What this Web 2.0 is all about…
posted by Nathan Zeldes on February 02, 2007
What is Web 2.0 (for lack of a much-needed better name) all about? Most people around us have no idea; some may know that it’s “all that Blogs and Wikis stuff”, which is true but misses the point: the main thing about Web 2.0 is a usage model, a set of personal experiences, focused on a liberating, exuberant social interaction that can happen with a speed and ease of use unheard of before.
Here are two examples, micro-experiences that happened to me this past week, and that may help convey, in a small way, the wonder of it all.
Experience 1. I participated in a conference of the Israel Knowledge Managers’ forum yesterday. Yigal Chamish, founder and mover of the forum, was using his tiny digital camera to snap stills and videos of the attendees in action; he’d go to his notebook every now and then and, using its wireless link, would upload the stills to Flickr and the videos to YouTube. When I saw this (he was sitting in a seat right in front of me) I used my Blackberry to find Yigal’s photostream on Flickr, downloaded a photo of myself in my seat (taken minutes earlier), and emailed it to my wife back at home, so she’d see where I was.
To summarize: Yigal was taking photos, and sending them to a server on a far continent; I was pulling them back and sending them to another city; all wirelessly, all nearly in real time, all without needing to exchange links, URLs, or anything. He was putting us on Flickr; that knowledge sufficed. And this trans-oceanic action was as easy as using a USB drive within the same room.
Experience 2. After returning from my trip to Redmond, I was talking on the phone to my daughter in Europe. I told her how icy the roads were in Seattle, and mentioned a clip I’d seen on YouTube of the SUV driver in Portland, OR, who was careening and bumping into cars like a hockey puck! I tried to describe the scene, but two sentences into that my daughter says “Wow! He’s really driving like crazy!” “How do you know?” “Why, I’m watching it!”
So, again: a guy in Portland shot a video and uploaded it; I mentioned it in Israel, and in a minute she’s watching it on another continent. Here, too, no need to exchange pointers; it was an SUV, it was on YouTube, that was enough to locate it in a minute. Wouldn’t have been easier if we were in the same room.
The point: one key attribute of Web 2.0 is that it allows remote people, not just to share “rich content”, but to share the experience of watching it together, of discussing it; to share what they’re seeing, what’s happening around them, with others all over the planet, practically in real time. It’s a new modality of togetherness, enabled by technology, but driven by people using it.
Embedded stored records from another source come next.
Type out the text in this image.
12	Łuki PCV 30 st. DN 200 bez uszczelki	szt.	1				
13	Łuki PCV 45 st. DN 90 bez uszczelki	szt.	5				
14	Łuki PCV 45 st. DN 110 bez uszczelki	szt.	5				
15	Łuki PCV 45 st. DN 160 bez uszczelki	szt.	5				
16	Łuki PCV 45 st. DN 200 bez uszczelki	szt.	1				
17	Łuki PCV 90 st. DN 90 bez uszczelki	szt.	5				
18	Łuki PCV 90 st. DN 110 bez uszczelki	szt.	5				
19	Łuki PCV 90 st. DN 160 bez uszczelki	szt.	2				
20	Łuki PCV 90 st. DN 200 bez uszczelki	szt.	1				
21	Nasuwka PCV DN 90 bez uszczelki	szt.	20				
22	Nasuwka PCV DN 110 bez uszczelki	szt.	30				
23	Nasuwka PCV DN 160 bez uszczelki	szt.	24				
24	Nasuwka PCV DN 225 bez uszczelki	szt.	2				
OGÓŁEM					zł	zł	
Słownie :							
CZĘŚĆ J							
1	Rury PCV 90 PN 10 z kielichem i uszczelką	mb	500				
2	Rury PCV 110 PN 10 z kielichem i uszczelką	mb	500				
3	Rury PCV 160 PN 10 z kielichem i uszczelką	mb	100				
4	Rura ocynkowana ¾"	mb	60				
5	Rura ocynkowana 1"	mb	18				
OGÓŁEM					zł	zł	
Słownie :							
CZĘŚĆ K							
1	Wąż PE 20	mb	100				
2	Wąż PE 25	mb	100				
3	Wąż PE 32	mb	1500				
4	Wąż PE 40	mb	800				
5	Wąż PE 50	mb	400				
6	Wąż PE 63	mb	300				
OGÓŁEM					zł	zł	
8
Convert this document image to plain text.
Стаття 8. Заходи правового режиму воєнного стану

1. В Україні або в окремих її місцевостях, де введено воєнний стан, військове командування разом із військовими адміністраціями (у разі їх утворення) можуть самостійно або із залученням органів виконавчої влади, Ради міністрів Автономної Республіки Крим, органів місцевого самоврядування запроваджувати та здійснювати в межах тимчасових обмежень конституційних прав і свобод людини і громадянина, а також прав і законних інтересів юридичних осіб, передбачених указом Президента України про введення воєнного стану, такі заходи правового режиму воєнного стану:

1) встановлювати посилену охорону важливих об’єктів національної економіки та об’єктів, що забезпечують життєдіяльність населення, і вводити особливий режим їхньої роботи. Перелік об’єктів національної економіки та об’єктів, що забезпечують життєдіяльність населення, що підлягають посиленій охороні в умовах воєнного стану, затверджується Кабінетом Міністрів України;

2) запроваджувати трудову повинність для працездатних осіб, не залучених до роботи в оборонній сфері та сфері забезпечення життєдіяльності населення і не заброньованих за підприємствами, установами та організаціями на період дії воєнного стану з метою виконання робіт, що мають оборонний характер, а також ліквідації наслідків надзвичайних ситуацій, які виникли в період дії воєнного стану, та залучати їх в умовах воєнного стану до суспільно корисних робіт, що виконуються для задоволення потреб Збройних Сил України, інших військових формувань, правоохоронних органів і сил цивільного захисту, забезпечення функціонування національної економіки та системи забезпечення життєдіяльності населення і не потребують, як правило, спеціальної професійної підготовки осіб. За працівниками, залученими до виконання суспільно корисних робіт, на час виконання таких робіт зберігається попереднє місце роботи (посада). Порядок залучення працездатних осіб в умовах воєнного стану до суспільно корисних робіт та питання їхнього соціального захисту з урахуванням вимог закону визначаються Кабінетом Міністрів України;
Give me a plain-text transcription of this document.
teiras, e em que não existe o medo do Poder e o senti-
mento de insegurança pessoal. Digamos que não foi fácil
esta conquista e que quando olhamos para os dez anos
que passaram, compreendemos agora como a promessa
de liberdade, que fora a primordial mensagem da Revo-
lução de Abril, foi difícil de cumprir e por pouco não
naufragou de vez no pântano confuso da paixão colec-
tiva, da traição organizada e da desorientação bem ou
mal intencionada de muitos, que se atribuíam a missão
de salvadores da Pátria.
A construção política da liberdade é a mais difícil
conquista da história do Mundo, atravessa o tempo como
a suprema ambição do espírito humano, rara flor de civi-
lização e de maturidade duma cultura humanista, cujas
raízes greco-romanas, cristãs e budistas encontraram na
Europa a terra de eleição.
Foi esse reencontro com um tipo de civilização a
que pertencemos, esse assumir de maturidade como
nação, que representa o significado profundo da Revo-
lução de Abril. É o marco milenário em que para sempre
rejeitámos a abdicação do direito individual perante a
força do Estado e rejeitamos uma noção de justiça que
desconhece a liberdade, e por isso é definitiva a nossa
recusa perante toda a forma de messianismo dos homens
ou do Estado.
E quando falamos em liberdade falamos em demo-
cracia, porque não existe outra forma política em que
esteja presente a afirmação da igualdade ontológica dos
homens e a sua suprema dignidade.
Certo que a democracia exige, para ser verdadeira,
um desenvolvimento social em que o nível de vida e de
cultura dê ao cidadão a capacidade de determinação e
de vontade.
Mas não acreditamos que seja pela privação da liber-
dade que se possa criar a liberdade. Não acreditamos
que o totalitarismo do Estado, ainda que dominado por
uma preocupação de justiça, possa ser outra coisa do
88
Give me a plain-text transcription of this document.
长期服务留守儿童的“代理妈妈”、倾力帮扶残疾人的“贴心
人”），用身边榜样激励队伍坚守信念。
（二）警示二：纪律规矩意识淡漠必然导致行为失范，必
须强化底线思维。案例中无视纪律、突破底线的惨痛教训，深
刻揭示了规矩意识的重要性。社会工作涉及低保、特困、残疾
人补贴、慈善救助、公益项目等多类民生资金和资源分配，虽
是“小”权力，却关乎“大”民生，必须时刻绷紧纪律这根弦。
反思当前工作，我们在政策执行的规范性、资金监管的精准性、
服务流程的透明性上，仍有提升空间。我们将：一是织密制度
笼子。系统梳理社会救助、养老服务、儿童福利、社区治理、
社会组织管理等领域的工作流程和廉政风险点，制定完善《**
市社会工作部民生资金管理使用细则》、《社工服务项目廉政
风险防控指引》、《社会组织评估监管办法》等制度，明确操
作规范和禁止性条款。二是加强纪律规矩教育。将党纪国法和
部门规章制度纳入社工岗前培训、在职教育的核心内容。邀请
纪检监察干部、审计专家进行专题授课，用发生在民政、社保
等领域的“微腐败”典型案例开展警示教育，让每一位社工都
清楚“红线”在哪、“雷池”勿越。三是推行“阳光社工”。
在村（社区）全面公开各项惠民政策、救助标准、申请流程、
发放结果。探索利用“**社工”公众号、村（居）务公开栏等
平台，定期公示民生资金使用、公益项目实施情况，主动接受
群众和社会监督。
And now, the test: Find the SUV. Find the pictures of our KM forum. If it takes you more than 3 minutes to get them on your screen, you’d better consider doing something about your state of knowledge; you don’t want to be left behind!
Comments (6)
tagged: flickr, social computing, Web 2.0, YouTube


Comments
Feb 03 | MacGyver said:
Hehe, awsome. When you start to think about it, it’s amazing how easy it has become to access and share a lot of information very quickly. The examples you describe also show how small the world really has become. Anyone on this planet can reach a gigantic amount of people with minimal effort. Interesting indeed.
Feb 06 | Herve Kabla said:
Got it!
SUV driver: http://www.youtube.com/watch?v=Vt9Tv40gmdc
Forum pictures: http://www.flickr.com/groups/14422437@N00/
The key point here is that all thoise data are remarquably indexed by Google, and a simple text search on Google provides the answer almost immediately.
So, I’m more impressed by Google and text based indexing, than Web 2.0, aren’t you?
Feb 06 | Nathan Zeldes said:
Right on for the video, Herve… the flickr link is still not to the photos.
Arguably if there was no Web 2.0 there would be nothing for Google to index in this space… but whether you use Google (bless it!) or Flickr or whatever, the fact is that Web 2.0 netizens can and do share and find stuff “almost immediately”. The finding part has been around for a while, but the uploading and the mindset is more recent. Powerful stuff!
Feb 16 | Ted E. said:
Wow! Taking photos, posting them and then viewing them all in almost real time. Incredible. And your daughter did search on YouTube while you talked to her on the phone? Fantastic. Never knew one could do that. It’s posts like this —in 2007 - that Intel’s stock continues to tank; your company is just know figuring this out.
Feb 17 | Nathan Zeldes said:
Well, Ted, YOU know one can do that, and I know one can do that, and many people - including many at Intel and at other companies - know it too. But countless others, including many in the industry, don’t know it at all, or have only a vague awareness that fails to penetrate to the underlying significance. So perhaps I’m writing for the latter; or perhaps for the former, to share a way to explain it to their coworkers that I found effective; or perhaps I’m just blogging something that I found interesting (which is what blogging is really all about, isn’t it?)
Apr 17 | susan eustis said:
Web 2.0 appears to be positioned to drive further growth of the Internet because of the flexible systems capability.